Character development, always important to an RPG, is also a bit raw in Grandia Xtreme. The characters in general are of good quality, with more good character designs by Kamui Fujiwara, but there's not a lot of plot in the game, so none of them really have a chance to develop. As in Grandia II, there are opportunities in the game to sit down and have a conversation over a meal; it's a great character-development device, but there aren't many chances to use it. The voice talent is also underused. Dean Cain supplies the voice of Evann, and Mark Hamill plays Kroitz, Evann's childhood rival. They both do a fine job, and the other characters are also voiced well. However, there are just not a whole lot of scenes with voice over, and many of the scenes that do have it are directed pretty poorly, with awkward pauses between line deliveries that disrupt the flow of the script. Voice is used far better in battle, where it's combined with some great battle music. There's a decent variety of sound bites for the various battle events that are done well enough to not get annoying after a lot of battles. Music outside of battle is just as good: It's very ambient, matching the mood of the locations and looping unobtrusively.
Thanks to the game's time-consuming and combat-heavy design, there is plenty of opportunity to enjoy the voice work and the music. Fans of Grandia II expecting a story-driven game will likely be disappointed.

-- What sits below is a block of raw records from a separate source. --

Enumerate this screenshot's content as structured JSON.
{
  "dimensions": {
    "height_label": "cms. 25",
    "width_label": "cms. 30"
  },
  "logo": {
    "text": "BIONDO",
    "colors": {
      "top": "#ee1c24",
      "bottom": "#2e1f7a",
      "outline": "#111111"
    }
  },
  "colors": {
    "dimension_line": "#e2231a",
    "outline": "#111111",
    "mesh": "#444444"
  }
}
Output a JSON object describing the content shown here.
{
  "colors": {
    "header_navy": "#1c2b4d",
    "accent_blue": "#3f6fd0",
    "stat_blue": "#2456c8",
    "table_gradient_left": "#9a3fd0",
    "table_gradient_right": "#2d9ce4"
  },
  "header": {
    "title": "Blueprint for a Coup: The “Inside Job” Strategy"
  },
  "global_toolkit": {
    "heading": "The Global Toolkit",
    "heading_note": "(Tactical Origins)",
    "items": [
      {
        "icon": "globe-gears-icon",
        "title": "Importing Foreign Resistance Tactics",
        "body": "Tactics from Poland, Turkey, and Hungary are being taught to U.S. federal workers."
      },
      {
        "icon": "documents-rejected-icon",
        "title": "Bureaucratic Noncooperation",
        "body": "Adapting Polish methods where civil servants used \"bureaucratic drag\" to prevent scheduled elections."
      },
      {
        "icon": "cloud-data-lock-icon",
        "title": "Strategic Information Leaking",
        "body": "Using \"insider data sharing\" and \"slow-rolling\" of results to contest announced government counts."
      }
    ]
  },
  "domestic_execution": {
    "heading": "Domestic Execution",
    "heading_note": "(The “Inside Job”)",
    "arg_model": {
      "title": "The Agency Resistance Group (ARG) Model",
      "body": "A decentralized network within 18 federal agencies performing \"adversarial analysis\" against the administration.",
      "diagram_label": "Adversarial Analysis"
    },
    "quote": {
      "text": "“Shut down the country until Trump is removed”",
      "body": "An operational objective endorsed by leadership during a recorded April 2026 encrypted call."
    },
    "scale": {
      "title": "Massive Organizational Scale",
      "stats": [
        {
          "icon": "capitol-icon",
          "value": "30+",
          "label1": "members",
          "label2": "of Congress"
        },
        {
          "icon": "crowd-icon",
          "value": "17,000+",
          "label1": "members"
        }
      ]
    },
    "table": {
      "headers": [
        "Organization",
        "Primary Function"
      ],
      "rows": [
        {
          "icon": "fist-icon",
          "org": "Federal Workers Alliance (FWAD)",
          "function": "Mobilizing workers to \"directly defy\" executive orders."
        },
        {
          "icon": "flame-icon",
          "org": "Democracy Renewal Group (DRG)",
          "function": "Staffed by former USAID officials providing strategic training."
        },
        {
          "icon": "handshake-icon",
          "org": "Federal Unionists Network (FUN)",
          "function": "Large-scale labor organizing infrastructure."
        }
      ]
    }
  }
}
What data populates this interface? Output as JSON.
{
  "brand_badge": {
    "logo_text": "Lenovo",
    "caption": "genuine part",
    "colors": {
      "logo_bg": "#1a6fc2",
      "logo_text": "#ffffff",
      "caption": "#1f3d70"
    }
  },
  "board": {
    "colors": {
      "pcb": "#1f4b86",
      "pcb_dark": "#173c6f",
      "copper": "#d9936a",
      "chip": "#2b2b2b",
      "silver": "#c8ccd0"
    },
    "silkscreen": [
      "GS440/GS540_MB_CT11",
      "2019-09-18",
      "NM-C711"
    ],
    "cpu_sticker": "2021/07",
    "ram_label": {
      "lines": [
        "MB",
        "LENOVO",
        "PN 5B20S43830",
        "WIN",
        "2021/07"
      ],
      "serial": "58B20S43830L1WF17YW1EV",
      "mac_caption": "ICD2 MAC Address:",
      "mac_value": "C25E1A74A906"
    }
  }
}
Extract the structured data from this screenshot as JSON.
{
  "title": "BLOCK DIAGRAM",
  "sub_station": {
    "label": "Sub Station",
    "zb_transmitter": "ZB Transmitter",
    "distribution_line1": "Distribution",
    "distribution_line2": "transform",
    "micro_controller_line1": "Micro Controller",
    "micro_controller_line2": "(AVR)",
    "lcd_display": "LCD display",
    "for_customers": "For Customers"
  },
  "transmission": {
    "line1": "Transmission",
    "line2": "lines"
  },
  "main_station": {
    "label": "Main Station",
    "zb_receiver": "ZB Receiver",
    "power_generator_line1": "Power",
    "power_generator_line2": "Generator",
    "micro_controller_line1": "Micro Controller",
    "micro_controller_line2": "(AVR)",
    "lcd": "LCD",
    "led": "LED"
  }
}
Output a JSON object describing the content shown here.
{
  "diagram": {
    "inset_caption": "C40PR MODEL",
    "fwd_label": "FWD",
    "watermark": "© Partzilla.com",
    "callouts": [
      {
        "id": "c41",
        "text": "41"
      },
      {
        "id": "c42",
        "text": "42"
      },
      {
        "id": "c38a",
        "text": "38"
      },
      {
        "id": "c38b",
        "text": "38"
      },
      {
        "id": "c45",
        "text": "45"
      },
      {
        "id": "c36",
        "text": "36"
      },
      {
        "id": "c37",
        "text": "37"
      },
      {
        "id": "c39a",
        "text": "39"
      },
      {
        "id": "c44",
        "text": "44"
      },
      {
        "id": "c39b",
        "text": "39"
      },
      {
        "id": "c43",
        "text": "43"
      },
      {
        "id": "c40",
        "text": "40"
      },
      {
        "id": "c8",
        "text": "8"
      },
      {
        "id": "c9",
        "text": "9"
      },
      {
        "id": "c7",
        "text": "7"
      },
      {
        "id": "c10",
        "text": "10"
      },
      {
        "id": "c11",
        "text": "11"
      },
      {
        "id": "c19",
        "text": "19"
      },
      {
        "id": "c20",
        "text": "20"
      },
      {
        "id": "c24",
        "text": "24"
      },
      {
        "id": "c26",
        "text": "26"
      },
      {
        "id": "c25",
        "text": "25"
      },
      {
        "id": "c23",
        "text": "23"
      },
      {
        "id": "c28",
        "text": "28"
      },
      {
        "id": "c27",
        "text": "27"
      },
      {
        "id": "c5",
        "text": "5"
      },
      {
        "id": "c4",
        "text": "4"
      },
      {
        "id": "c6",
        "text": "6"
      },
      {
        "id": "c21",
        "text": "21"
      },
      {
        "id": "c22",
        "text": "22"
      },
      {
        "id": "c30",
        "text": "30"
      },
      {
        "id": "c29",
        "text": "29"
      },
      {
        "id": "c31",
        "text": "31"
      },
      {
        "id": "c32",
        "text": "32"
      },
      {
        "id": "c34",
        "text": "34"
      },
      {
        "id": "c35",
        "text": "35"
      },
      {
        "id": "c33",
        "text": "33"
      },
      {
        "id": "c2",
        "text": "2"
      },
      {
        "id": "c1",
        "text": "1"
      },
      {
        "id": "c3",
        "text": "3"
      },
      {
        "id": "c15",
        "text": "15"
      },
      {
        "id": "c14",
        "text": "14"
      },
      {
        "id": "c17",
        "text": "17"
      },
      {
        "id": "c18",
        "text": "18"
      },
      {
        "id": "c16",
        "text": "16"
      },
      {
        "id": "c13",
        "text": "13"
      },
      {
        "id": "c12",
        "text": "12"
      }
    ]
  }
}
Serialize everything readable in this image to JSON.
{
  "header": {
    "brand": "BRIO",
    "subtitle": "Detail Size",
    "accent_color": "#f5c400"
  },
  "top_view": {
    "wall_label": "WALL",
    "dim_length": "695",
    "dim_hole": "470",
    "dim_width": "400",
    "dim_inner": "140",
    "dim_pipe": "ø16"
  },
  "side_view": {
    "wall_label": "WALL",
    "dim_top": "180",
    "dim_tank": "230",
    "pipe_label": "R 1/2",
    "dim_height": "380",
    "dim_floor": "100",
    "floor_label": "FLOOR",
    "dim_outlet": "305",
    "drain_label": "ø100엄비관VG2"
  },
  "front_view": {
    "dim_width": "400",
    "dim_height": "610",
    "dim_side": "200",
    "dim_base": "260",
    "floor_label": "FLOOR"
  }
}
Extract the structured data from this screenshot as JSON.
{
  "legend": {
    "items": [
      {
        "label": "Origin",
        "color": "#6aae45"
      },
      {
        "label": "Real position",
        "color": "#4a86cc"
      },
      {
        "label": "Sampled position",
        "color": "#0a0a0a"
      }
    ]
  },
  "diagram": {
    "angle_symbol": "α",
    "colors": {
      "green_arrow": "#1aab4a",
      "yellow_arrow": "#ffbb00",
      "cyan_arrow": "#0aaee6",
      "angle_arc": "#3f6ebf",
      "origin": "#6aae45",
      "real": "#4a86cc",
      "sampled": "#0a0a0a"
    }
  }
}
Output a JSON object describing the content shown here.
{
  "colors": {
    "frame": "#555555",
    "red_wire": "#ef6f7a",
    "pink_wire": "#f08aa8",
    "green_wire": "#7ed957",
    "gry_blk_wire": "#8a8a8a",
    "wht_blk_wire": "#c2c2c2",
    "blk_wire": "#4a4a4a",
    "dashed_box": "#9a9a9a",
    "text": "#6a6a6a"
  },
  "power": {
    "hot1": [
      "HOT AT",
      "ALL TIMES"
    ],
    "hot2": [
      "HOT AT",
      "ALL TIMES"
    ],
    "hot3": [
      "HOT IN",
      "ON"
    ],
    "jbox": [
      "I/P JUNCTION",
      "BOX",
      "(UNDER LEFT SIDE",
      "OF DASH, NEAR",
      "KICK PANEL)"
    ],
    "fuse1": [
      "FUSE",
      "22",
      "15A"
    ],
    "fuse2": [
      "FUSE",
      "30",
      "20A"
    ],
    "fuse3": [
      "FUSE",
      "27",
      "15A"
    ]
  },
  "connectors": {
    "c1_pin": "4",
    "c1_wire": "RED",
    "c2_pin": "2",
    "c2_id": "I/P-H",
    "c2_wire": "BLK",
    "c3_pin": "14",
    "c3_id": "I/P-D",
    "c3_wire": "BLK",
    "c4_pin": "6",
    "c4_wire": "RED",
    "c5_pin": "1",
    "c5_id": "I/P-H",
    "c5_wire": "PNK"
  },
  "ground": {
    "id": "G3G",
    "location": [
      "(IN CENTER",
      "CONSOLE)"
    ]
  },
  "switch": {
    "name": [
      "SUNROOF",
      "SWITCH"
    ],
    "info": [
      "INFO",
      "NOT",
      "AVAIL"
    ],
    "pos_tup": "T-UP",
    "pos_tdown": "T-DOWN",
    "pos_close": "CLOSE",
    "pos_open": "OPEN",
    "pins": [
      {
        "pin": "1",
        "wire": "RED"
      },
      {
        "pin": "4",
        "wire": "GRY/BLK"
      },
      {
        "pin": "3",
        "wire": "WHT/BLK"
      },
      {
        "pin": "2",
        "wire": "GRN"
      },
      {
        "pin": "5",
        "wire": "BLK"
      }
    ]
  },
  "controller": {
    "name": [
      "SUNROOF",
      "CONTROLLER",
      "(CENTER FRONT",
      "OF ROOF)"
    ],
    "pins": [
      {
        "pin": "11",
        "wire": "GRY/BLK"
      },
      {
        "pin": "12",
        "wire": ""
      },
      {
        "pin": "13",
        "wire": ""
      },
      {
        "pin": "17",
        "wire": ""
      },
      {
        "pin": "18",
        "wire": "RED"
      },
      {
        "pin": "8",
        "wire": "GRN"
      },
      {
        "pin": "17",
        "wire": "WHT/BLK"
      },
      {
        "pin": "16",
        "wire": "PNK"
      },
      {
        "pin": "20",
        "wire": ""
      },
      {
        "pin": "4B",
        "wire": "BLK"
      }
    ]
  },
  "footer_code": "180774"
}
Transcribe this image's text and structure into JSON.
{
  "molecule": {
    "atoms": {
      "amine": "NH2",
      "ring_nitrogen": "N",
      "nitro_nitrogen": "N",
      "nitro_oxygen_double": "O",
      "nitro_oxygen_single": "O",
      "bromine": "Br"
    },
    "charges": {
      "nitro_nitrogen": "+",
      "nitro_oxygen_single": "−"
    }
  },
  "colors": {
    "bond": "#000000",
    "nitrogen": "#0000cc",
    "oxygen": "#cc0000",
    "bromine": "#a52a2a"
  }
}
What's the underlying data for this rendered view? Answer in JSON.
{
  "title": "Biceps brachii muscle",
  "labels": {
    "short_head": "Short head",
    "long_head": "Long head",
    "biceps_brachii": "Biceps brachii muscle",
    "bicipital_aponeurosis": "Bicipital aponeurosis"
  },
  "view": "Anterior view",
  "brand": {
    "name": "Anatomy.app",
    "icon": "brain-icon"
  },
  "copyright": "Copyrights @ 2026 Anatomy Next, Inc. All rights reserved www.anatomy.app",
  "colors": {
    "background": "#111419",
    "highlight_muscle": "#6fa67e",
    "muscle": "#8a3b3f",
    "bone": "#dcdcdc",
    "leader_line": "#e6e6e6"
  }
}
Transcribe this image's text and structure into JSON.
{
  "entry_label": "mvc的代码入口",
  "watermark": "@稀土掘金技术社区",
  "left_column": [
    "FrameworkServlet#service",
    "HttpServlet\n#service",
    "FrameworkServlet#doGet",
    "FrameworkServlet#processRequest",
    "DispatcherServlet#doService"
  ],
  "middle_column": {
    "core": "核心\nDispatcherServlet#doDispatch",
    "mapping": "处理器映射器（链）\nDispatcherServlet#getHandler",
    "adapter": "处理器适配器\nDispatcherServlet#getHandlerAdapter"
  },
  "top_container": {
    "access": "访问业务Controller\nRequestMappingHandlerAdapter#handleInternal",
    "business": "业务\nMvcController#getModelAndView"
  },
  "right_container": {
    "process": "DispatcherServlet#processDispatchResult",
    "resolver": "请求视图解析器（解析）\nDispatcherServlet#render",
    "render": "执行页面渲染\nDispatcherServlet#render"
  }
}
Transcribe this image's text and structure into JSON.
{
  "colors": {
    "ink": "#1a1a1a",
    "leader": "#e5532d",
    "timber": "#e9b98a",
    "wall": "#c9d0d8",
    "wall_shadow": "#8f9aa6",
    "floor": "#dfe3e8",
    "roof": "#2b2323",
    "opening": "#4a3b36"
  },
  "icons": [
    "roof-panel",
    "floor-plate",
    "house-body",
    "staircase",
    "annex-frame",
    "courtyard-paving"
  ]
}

Grandia Xtreme is focused on being a dungeon crawl, but these dungeons, while certainly large, lack inspiration and sometimes aren't that impressive visually. Oddly, instead of being climactic and foreboding, large portions of the final dungeon are just a series of randomly generated levels, with the only gates out being five moderately sized levels apart. The bonus dungeon, which you can complete to get a second ending, is entirely random and incredulously large: 100 levels of little more than walls and monsters. Even if you're excited about the challenge of a 100-level dungeon, you might be put off by the fact that this one not only also has gates spread out every five levels, but these gates can only be used for a one-way trip. So as a best-case scenario, when you want to save you'll have to do five levels over again every time. You might be used to spending a lot of time with the game by then, though, because while none of the gates beforehand force you to lose your progress like that, gates are by far too rare throughout the game. You're often in a situation where if you want to quit playing for a while, you're at least half an hour from the next opportunity to gate and save.
In the end, it's hard to recommend Grandia Xtreme. As a pure dungeon crawl, it has a good enough story, but as an RPG, it doesn't. As an RPG, it has an involving combat system and good character design, but as a dungeon crawl, it has an unbalanced combat system and demanding time requirements. As a mix of the two, it's a game with bits of a world and bits of a story that somehow manages to come off as incomplete despite taking a very long time to finish.